Via EDMunplugged
Raymond Prince
Contributor
He could have been bigger than The Beatles. Well, maybe not. But I can’t shake the feeling that DJ and producer Garrett Lockhart, AKA i_o, was bound for the mainstream before his passing in 2020. He sure was stealing the hearts of ravers. Mystifying and versatile, I think Lockhart should be remembered as nothing short of a visionary.
It was obvious that i_o was a cross-pollinator when he released his first single in 2017. The catchy “Oxygen” featuring producer Tommy Trash and vocalist Daisy Guttridge has one foot in shimmering trance music and another in peak-time techno. But there’s nothing inaccessible about it; it recalls the anthemic EDM of deadmau5. As Lockhart told Groove Radio, the i_o moniker “all [came] back to a groove, a beat.” His music was always elementally danceable.
Initially, i_o’s social media persona and visual identity borrowed from hacker aesthetics; error terminals and walls of green text featured in his live sets and album artwork. Early EPs like FATAL ERROR and ScriptKiddisound distinctly digital. But for my money, they have some of his most moving moments too – the trance-y breakdown halfway through “Something” is a case in point. For his punishing 2019 House of God EP, Lockhart gave up all things cyber and explored satanic imagery. To this day, the title track disturbs me like a cobwebbed attic. But it still has a cool-factor because the groove kills. By contrast, the radio-ready house tunes that dot his discography, featuring the likes of Grimes and Canadian musician Lights, conjure sprites and angels and get stuck in your head.
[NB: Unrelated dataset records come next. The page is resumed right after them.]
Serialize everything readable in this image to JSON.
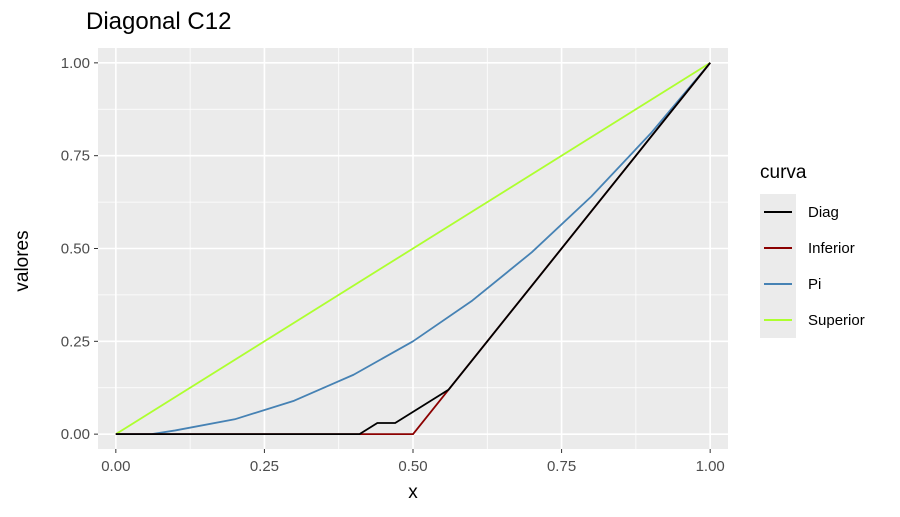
{
  "chart_data": {
    "type": "line",
    "title": "Diagonal C12",
    "xlabel": "x",
    "ylabel": "valores",
    "xlim": [
      -0.03,
      1.03
    ],
    "ylim": [
      -0.04,
      1.04
    ],
    "x_ticks": [
      "0.00",
      "0.25",
      "0.50",
      "0.75",
      "1.00"
    ],
    "y_ticks": [
      "0.00",
      "0.25",
      "0.50",
      "0.75",
      "1.00"
    ],
    "legend_title": "curva",
    "legend_position": "right",
    "series": [
      {
        "name": "Diag",
        "color": "#000000",
        "points": [
          [
            0,
            0
          ],
          [
            0.41,
            0
          ],
          [
            0.44,
            0.03
          ],
          [
            0.47,
            0.03
          ],
          [
            0.5,
            0.06
          ],
          [
            0.56,
            0.12
          ],
          [
            0.6,
            0.2
          ],
          [
            0.7,
            0.4
          ],
          [
            0.8,
            0.6
          ],
          [
            0.9,
            0.8
          ],
          [
            1,
            1
          ]
        ]
      },
      {
        "name": "Inferior",
        "color": "#8b0000",
        "points": [
          [
            0,
            0
          ],
          [
            0.5,
            0
          ],
          [
            1,
            1
          ]
        ]
      },
      {
        "name": "Pi",
        "color": "#4682b4",
        "points": [
          [
            0,
            0
          ],
          [
            0.06,
            0
          ],
          [
            0.1,
            0.01
          ],
          [
            0.2,
            0.04
          ],
          [
            0.3,
            0.09
          ],
          [
            0.4,
            0.16
          ],
          [
            0.5,
            0.25
          ],
          [
            0.6,
            0.36
          ],
          [
            0.7,
            0.49
          ],
          [
            0.8,
            0.64
          ],
          [
            0.9,
            0.81
          ],
          [
            1,
            1
          ]
        ]
      },
      {
        "name": "Superior",
        "color": "#adff2f",
        "points": [
          [
            0,
            0
          ],
          [
            1,
            1
          ]
        ]
      }
    ]
  }
}
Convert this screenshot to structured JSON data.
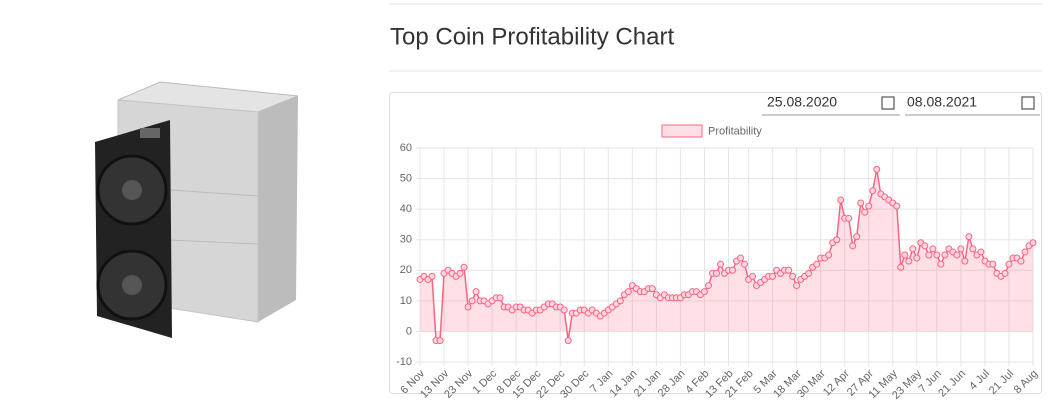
{
  "page": {
    "title": "Top Coin Profitability Chart",
    "date_from": "25.08.2020",
    "date_to": "08.08.2021"
  },
  "chart_data": {
    "type": "line",
    "categories": [
      "6 Nov",
      null,
      null,
      null,
      null,
      null,
      "13 Nov",
      null,
      null,
      null,
      null,
      null,
      "23 Nov",
      null,
      null,
      null,
      null,
      null,
      "1 Dec",
      null,
      null,
      null,
      null,
      null,
      "8 Dec",
      null,
      null,
      null,
      null,
      "15 Dec",
      null,
      null,
      null,
      null,
      null,
      "22 Dec",
      null,
      null,
      null,
      null,
      null,
      "30 Dec",
      null,
      null,
      null,
      null,
      null,
      "7 Jan",
      null,
      null,
      null,
      null,
      null,
      "14 Jan",
      null,
      null,
      null,
      null,
      null,
      "21 Jan",
      null,
      null,
      null,
      null,
      null,
      "28 Jan",
      null,
      null,
      null,
      null,
      null,
      "4 Feb",
      null,
      null,
      null,
      null,
      null,
      "13 Feb",
      null,
      null,
      null,
      null,
      "21 Feb",
      null,
      null,
      null,
      null,
      null,
      "5 Mar",
      null,
      null,
      null,
      null,
      null,
      "18 Mar",
      null,
      null,
      null,
      null,
      null,
      "30 Mar",
      null,
      null,
      null,
      null,
      null,
      "12 Apr",
      null,
      null,
      null,
      null,
      null,
      "27 Apr",
      null,
      null,
      null,
      null,
      null,
      "11 May",
      null,
      null,
      null,
      null,
      null,
      "23 May",
      null,
      null,
      null,
      null,
      "7 Jun",
      null,
      null,
      null,
      null,
      null,
      "21 Jun",
      null,
      null,
      null,
      null,
      null,
      "4 Jul",
      null,
      null,
      null,
      null,
      null,
      "21 Jul",
      null,
      null,
      null,
      null,
      null,
      "8 Aug"
    ],
    "series": [
      {
        "name": "Profitability",
        "color": "#ff6384",
        "values": [
          17,
          18,
          17,
          18,
          -3,
          -3,
          19,
          20,
          19,
          18,
          19,
          21,
          8,
          10,
          13,
          10,
          10,
          9,
          10,
          11,
          11,
          8,
          8,
          7,
          8,
          8,
          7,
          7,
          6,
          7,
          7,
          8,
          9,
          9,
          8,
          8,
          7,
          -3,
          6,
          6,
          7,
          7,
          6,
          7,
          6,
          5,
          6,
          7,
          8,
          9,
          10,
          12,
          13,
          15,
          14,
          13,
          13,
          14,
          14,
          12,
          11,
          12,
          11,
          11,
          11,
          11,
          12,
          12,
          13,
          13,
          12,
          13,
          15,
          19,
          19,
          22,
          19,
          20,
          20,
          23,
          24,
          22,
          17,
          18,
          15,
          16,
          17,
          18,
          18,
          20,
          19,
          20,
          20,
          18,
          15,
          17,
          18,
          19,
          21,
          22,
          24,
          24,
          25,
          29,
          30,
          43,
          37,
          37,
          28,
          31,
          42,
          39,
          41,
          46,
          53,
          45,
          44,
          43,
          42,
          41,
          21,
          25,
          23,
          27,
          24,
          29,
          28,
          25,
          27,
          25,
          22,
          25,
          27,
          26,
          25,
          27,
          23,
          31,
          27,
          25,
          26,
          23,
          22,
          22,
          19,
          18,
          19,
          22,
          24,
          24,
          23,
          26,
          28,
          29
        ]
      }
    ],
    "ylim": [
      -10,
      60
    ],
    "yticks": [
      -10,
      0,
      10,
      20,
      30,
      40,
      50,
      60
    ],
    "grid": true,
    "legend": "top"
  }
}
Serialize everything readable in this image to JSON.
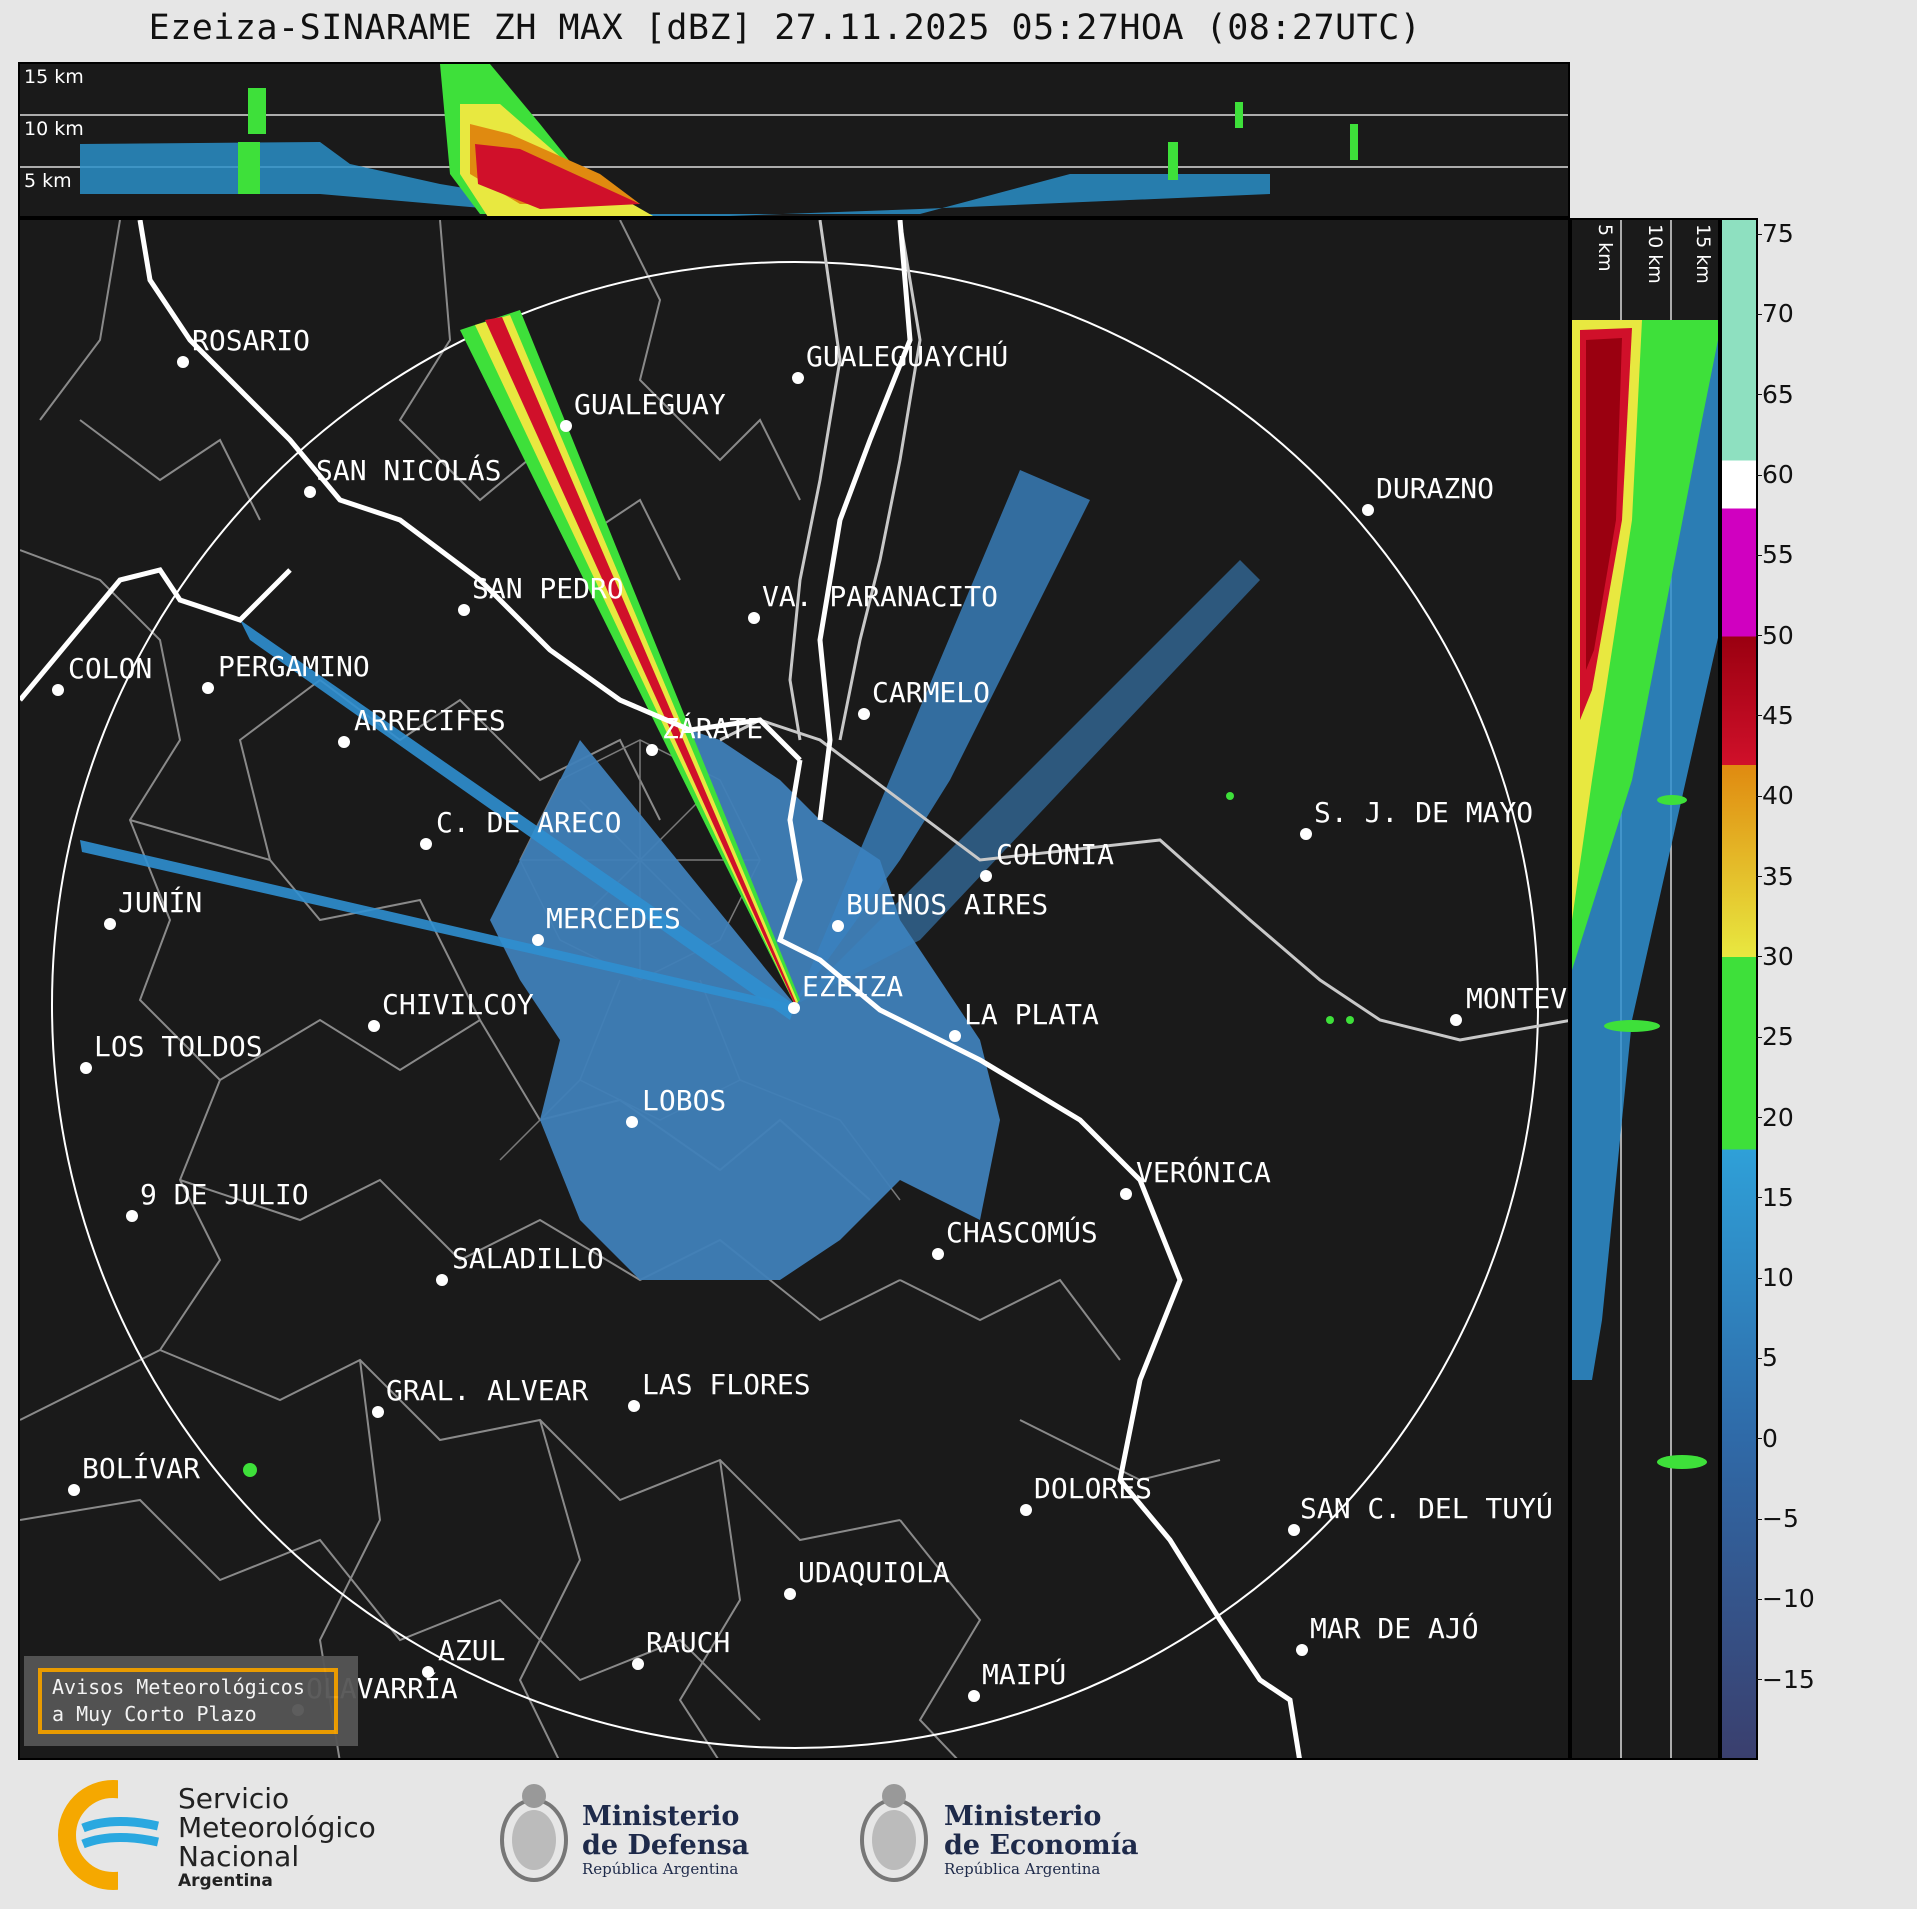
{
  "title": "Ezeiza-SINARAME ZH MAX [dBZ] 27.11.2025 05:27HOA (08:27UTC)",
  "top_panel": {
    "height_labels": [
      "15 km",
      "10 km",
      "5 km"
    ]
  },
  "side_panel": {
    "height_labels": [
      "5 km",
      "10 km",
      "15 km"
    ]
  },
  "cities": [
    {
      "name": "ROSARIO"
    },
    {
      "name": "GUALEGUAYCHÚ"
    },
    {
      "name": "GUALEGUAY"
    },
    {
      "name": "SAN NICOLÁS"
    },
    {
      "name": "DURAZNO"
    },
    {
      "name": "SAN PEDRO"
    },
    {
      "name": "VA. PARANACITO"
    },
    {
      "name": "COLON"
    },
    {
      "name": "PERGAMINO"
    },
    {
      "name": "CARMELO"
    },
    {
      "name": "ARRECIFES"
    },
    {
      "name": "ZÁRATE"
    },
    {
      "name": "S. J. DE MAYO"
    },
    {
      "name": "C. DE ARECO"
    },
    {
      "name": "COLONIA"
    },
    {
      "name": "JUNÍN"
    },
    {
      "name": "BUENOS AIRES"
    },
    {
      "name": "MERCEDES"
    },
    {
      "name": "EZEIZA"
    },
    {
      "name": "MONTEV"
    },
    {
      "name": "CHIVILCOY"
    },
    {
      "name": "LA PLATA"
    },
    {
      "name": "LOS TOLDOS"
    },
    {
      "name": "LOBOS"
    },
    {
      "name": "VERÓNICA"
    },
    {
      "name": "9 DE JULIO"
    },
    {
      "name": "CHASCOMÚS"
    },
    {
      "name": "SALADILLO"
    },
    {
      "name": "GRAL. ALVEAR"
    },
    {
      "name": "LAS FLORES"
    },
    {
      "name": "BOLÍVAR"
    },
    {
      "name": "DOLORES"
    },
    {
      "name": "SAN C. DEL TUYÚ"
    },
    {
      "name": "UDAQUIOLA"
    },
    {
      "name": "MAR DE AJÓ"
    },
    {
      "name": "AZUL"
    },
    {
      "name": "RAUCH"
    },
    {
      "name": "MAIPÚ"
    },
    {
      "name": "OLAVARRÍA"
    }
  ],
  "notice_box": {
    "line1": "Avisos Meteorológicos",
    "line2": "a Muy Corto Plazo"
  },
  "colorbar": {
    "ticks": [
      "75",
      "70",
      "65",
      "60",
      "55",
      "50",
      "45",
      "40",
      "35",
      "30",
      "25",
      "20",
      "15",
      "10",
      "5",
      "0",
      "−5",
      "−10",
      "−15"
    ],
    "range": [
      -20,
      76
    ],
    "colors": {
      "bottom": "#3a3f6e",
      "low": "#2f6aa8",
      "blue": "#2fa0d8",
      "green": "#3ee03a",
      "yellow": "#e8e840",
      "orange": "#e08a10",
      "red": "#d0102a",
      "darkred": "#9a0010",
      "magenta": "#d000c0",
      "white": "#ffffff",
      "mint": "#8ee0c0"
    }
  },
  "footer": {
    "smn": {
      "line1": "Servicio",
      "line2": "Meteorológico",
      "line3": "Nacional",
      "line4": "Argentina"
    },
    "defensa": {
      "line1": "Ministerio",
      "line2": "de Defensa",
      "line3": "República Argentina"
    },
    "economia": {
      "line1": "Ministerio",
      "line2": "de Economía",
      "line3": "República Argentina"
    }
  }
}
”Lockhart could write melodies just as well as he could shake floors.”
When you blur your eyes, and your ears if you can, i_o’s artistic vision is messy. Even his 2019-2020 trilogy of EPs (titled 444, he explained to Forbes, after a venue that inspired the project) runs the gamut from squelchy to ethereal. But can’t you tell how this had me — and the popular dance music scene — under a spell? We never knew what was coming next. What’s more, Lockhart was sensitive to the tradition of EDM; I can hear the 80s and 90s in his music and certainly 2009. It strikes me that the more dance music breaks into smaller factions, the more i_o’s music feels like a foothold.
Maybe the secret to the seduction of i_o’s music is how bare-bones his tracks are. Every hit of the kick drum feels monolithic, and the synths have the singularity of a black hole. You knew it was the new i_o track when it culminated in a shockwave. I do recall where I was when I decided to listen to “Death By Techno” for the first time: the Eaton Centre Indigo. The snare rolls suddenly stopped, and the whole track fell into silence. And then the beat dropped, and i_o blighted me with, well, death by techno.
Garret Lockhart showed so much promise. Five years ago, his discography came to a most unfair halt. Party at your nearest bookstore in his memory.